Is there still a role for SMS?

A recent article on ICTWorks asked whether smartphones were making SMS development projects obsolete. It’s an interesting question and one that begs a whole host of related issues: is radio really necessary when we have TV, is TV really necessary when we have online streaming, do we need newspapers in an age of digital news? The ICTWorks article was written specifically in the context of Papua New Guinea, but the question can be asked of almost any country and almost any technology (well, except maybe Betamax, the Mini Disc and the teleprinter). Actually, scrap that bit about the teleprinter – they’re still used widely in the aviation industry and, in an adapted format, for the hearing impaired.

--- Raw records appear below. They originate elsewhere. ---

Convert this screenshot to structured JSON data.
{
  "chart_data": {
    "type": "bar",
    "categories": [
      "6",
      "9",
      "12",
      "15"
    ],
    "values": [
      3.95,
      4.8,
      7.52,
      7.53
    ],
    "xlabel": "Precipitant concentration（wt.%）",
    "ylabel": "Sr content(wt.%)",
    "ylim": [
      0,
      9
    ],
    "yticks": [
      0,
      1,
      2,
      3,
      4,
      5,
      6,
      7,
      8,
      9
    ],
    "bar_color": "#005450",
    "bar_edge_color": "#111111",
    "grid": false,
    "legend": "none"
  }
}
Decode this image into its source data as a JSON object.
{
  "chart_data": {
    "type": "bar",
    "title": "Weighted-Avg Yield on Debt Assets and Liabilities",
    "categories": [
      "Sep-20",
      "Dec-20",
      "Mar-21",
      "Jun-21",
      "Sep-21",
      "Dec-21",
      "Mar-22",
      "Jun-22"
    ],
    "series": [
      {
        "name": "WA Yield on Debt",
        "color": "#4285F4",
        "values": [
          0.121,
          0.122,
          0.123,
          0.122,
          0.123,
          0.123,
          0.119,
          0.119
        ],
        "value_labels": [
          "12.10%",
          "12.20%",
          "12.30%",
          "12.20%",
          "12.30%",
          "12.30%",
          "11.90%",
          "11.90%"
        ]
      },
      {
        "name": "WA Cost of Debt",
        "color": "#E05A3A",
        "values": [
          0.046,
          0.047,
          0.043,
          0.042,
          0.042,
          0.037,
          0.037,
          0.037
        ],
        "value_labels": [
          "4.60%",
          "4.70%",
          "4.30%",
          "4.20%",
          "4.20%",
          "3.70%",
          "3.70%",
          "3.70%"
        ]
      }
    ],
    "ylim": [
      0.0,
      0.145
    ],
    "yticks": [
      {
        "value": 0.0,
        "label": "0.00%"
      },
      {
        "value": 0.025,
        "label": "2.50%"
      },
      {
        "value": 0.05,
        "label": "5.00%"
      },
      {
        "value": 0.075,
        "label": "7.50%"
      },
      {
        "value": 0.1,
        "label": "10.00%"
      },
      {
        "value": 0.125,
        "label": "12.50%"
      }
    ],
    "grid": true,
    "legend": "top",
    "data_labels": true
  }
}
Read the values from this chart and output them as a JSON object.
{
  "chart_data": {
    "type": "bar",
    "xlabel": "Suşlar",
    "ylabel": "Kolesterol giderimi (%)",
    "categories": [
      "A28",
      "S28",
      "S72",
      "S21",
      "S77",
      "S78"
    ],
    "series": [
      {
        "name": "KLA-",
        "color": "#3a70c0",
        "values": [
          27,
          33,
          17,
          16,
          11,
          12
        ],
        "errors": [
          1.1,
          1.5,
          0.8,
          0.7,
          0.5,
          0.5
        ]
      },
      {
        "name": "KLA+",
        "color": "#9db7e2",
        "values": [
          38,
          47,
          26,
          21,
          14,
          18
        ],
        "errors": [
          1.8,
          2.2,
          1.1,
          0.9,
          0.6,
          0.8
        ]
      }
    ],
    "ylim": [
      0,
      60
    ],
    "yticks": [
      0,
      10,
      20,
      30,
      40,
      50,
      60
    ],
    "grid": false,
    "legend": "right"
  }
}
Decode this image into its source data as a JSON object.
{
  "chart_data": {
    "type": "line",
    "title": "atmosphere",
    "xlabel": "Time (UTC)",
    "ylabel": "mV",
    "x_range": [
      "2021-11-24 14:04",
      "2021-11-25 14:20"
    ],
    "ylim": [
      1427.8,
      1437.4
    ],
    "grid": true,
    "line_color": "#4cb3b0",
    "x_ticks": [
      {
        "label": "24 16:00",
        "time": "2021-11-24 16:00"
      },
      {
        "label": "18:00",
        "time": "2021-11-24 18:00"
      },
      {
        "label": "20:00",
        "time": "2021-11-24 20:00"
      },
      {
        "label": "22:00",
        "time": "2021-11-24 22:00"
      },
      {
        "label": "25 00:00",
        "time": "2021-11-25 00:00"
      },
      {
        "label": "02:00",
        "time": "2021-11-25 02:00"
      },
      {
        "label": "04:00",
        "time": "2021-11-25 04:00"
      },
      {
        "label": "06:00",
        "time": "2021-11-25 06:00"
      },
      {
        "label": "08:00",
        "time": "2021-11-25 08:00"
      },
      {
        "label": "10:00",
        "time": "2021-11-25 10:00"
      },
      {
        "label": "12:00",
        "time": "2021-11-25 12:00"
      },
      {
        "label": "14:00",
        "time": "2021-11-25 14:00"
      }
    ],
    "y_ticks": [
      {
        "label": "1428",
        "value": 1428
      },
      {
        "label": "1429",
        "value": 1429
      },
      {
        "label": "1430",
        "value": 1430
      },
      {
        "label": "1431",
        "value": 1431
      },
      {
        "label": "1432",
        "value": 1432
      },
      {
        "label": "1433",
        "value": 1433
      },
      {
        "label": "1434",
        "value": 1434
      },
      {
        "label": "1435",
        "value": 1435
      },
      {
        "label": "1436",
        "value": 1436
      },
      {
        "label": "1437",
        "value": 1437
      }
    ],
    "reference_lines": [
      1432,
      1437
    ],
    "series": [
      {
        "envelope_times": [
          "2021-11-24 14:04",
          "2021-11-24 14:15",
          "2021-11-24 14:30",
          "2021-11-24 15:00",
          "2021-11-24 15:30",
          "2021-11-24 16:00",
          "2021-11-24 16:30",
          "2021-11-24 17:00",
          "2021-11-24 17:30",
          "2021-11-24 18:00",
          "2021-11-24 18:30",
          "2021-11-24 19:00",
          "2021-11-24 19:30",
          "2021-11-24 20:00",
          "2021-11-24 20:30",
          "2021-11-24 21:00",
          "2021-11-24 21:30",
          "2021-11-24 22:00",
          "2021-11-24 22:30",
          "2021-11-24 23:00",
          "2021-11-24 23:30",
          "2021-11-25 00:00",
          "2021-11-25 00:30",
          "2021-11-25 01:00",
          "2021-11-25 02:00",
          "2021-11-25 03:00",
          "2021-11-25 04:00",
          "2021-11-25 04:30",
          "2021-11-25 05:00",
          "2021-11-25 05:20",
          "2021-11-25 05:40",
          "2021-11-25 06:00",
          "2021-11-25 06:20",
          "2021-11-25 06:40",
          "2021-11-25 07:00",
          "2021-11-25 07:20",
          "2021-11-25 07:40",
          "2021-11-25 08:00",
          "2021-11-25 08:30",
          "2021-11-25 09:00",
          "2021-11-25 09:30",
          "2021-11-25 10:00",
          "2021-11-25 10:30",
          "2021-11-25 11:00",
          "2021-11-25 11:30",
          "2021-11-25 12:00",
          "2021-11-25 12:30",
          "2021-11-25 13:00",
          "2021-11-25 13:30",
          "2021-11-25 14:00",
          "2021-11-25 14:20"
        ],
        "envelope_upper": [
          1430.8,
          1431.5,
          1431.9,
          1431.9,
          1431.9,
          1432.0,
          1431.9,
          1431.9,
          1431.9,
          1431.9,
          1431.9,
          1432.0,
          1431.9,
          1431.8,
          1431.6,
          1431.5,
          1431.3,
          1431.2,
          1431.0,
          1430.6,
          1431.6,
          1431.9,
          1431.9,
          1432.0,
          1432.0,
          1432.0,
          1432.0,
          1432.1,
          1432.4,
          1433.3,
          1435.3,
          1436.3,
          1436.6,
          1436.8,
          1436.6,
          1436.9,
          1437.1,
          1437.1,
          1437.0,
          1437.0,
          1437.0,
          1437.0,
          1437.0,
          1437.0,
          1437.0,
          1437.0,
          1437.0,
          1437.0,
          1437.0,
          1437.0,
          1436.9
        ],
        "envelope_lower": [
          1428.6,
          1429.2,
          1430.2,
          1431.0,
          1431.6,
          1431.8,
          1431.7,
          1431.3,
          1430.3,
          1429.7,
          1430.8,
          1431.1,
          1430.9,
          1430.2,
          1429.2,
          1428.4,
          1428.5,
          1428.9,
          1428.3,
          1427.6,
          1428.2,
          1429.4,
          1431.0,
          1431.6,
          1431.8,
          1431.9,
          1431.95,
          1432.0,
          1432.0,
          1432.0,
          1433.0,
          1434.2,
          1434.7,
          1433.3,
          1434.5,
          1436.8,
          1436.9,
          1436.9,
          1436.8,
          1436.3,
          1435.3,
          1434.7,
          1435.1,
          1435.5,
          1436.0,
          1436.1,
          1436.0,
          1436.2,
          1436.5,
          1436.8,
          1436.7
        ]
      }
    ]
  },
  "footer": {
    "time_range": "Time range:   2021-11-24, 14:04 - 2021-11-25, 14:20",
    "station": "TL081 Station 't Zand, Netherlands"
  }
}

In fact, the continued ‘popularity’ of the teleprinter long after it might be considered obsolete proves an important point. When you’re deciding which technology you should use in your development project, make sure you know what your intended users are actually using. Design an SMS project for people who mainly communicate via Snapchat and you risk being seen as out of touch and irrelevant. Likewise, devise a brilliant Twitter campaign only to find out that all of your users prefer voice calls and you’ve probably just wasted considerable time, effort and money. But it’s not always that clear cut – you may struggle to identify a particular demographic or group you want to reach and be faced by a situation in which some people use SMS, others prefer Facebook and still others would rather communicate face-to-face. Here you face a choice – financial or staffing constraints may limit you to using one or two types of tech. Choose wisely and you may still be able to reach out to a significant audience. Or, you may be lucky enough to be able to have a multi-platform approach – that’s great, but you still need to pick carefully. Social media sites, for example, often have significant overlaps in terms of users. Many of your users may flick between Facebook and Twitter and posting on both could risk annoying them by repeating the same message and diluting your impact.

Things are complicated by the fact that people may move from one platform to another and some forms of tech may drop out of popularity before making a comeback or dying altogether. You’ll never be able to reach everyone all of the time, but that’s normally fine. Any technology comes with its own particular barriers and problems, but recognising and accepting that is part of the solution. Some people won’t be able to afford your chosen tech, others might not have the necessary literacy skills and some will just decide that a particular platform isn’t for them. But ultimately it comes down to understanding what people do use and how – in this case, a little research upfront can help keep the wheels on your tech project.